Ci sono alcuni pregiudizi. La condizione abitativa di queste comunità, in particolare di quelle sinte, è precaria, quindi sconfina spesso nell'illegalità: è un dato di fatto. Le situazioni di disagio sono legate a vari motivi, fra cui la mancanza di lavoro. Vero è che non si conoscono i diversi modi di vita dei campi. Le comunità rom e sinte sono coese e solidali, si aiutano fra loro. Se i genovesi conoscessero la loro realtà potrebbero ricavarne qualche spunto di riflessione. Da parte di queste comunità, invece, e in particolare di quelle sinte, c'è un sospetto verso l'esterno, soprattutto per quanto riguarda i bambini: i sinti temono molto il rapimento dei loro figli; ce li affidano a scuola perché ci sono rapporti di fiducia con gli insegnanti, ma c'è sempre, da parte loro, qualche timore per quello che riguarda le uscite da scuola. Alcuni bambini fanno fatica a staccarsi dal loro contesto.
Quali attività hanno svolto i ragazzi in classe?

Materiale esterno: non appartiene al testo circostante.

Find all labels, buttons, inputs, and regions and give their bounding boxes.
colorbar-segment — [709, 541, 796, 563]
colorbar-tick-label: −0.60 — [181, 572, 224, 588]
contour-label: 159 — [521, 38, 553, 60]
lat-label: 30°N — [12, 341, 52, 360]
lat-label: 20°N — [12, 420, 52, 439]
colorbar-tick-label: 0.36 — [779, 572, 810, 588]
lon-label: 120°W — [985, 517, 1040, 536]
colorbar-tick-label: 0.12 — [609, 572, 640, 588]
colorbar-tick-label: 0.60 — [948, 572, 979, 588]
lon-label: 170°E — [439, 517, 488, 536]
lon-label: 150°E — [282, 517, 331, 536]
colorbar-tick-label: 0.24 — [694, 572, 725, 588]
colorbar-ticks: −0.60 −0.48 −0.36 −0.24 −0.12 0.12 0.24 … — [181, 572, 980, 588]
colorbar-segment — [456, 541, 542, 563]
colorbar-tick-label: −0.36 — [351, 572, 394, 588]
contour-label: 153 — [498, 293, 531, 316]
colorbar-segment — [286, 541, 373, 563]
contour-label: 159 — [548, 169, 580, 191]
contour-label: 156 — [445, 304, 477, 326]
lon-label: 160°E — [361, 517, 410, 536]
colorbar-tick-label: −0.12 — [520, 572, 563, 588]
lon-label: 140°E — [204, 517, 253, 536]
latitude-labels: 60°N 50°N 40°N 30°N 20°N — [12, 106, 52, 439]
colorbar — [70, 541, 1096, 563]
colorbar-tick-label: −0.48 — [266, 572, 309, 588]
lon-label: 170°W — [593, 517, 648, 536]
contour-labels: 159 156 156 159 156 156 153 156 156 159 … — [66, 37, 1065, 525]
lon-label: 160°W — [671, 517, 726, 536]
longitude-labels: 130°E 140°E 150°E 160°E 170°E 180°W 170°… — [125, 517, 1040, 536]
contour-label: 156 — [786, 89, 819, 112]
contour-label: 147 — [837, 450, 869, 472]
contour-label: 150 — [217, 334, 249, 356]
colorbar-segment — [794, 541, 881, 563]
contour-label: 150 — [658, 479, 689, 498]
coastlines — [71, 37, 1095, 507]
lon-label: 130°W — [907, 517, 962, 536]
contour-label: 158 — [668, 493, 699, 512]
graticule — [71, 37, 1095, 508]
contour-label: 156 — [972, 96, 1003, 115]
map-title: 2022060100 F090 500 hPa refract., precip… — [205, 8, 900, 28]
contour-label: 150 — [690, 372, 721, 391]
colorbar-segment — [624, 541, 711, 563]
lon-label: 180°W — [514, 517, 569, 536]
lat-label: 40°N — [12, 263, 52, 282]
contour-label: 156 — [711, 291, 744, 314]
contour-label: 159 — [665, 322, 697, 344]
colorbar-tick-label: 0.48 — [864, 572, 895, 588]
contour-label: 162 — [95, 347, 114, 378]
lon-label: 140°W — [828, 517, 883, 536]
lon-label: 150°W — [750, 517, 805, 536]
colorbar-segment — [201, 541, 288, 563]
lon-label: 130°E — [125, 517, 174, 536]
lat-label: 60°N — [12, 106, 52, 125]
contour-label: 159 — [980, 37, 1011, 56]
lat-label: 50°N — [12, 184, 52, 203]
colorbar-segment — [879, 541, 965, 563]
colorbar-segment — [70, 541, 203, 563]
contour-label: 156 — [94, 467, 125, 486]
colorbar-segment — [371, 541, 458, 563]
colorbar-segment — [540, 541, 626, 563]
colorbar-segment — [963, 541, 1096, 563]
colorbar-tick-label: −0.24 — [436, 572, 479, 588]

Ciascun docente, nell'ambito della propria materia, ha messo in campo attività di apprendimento cooperativo e ha utilizzato gli spunti offerti dalla formazione per modificare la didattica. Si è trattato di un primo approccio al cooperative learning, che a mio avviso è risultato utilissimo. Questa metodologia, infatti, può aiutare molto i ragazzi a superare le difficoltà insite nel passaggio dalla scuola primaria alla scuola secondaria di primo grado.
Com'è il rapporto tra le famiglie rom, sinte e caminanti e le altre famiglie?
Il rapporto è inesistente e mancano inviti reciproci: nessun bambino genovese è andato a trovare i compagni rom e viceversa. Il progetto ha sicuramente favorito occasioni di incontro e di conoscenza e ha rafforzato il clima di fiducia tra le famiglie rom e la scuola.
Il progetto ha coinvolto figure professionali diverse: operatori, insegnanti, dirigenti scolastici, docenti e altri esperti. Com'è andato il lavoro di rete tra tutti questi soggetti?
L'interazione tra soggetti che appartengono ad amministrazioni diverse, insegnanti, operatori e referenti esterni non è facile; la collaborazione c'è stata ma il lavoro di rete può sicuramente migliorare. Il rapporto più delicato è quello tra il mondo della scuola e i servizi comunali, non solo per alcune difficoltà legate alle occasioni di incontro, ma anche per la gestione di qualche piccola questione burocratica. Se il progetto proseguirà avremo bisogno di maggiori chiarimenti da parte del Comune sugli aspetti organizzativi e tecnici.
Quali sono i principali punti di forza e le criticità della sperimentazione?
I punti di forza: aver coinvolto l'intero gruppo classe e aver offerto l'opportunità di una conoscenza diretta tra il mondo della scuola e le famiglie rom, che non può non portare buoni frutti. Una criticità, a cui ho già accennato prima, riguarda i rapporti con il Comune (l'aspetto finanziario e altri aspetti da chiarire); un'altra criticità è il fatto di non aver potuto coinvolgere nel progetto anche la scuola primaria.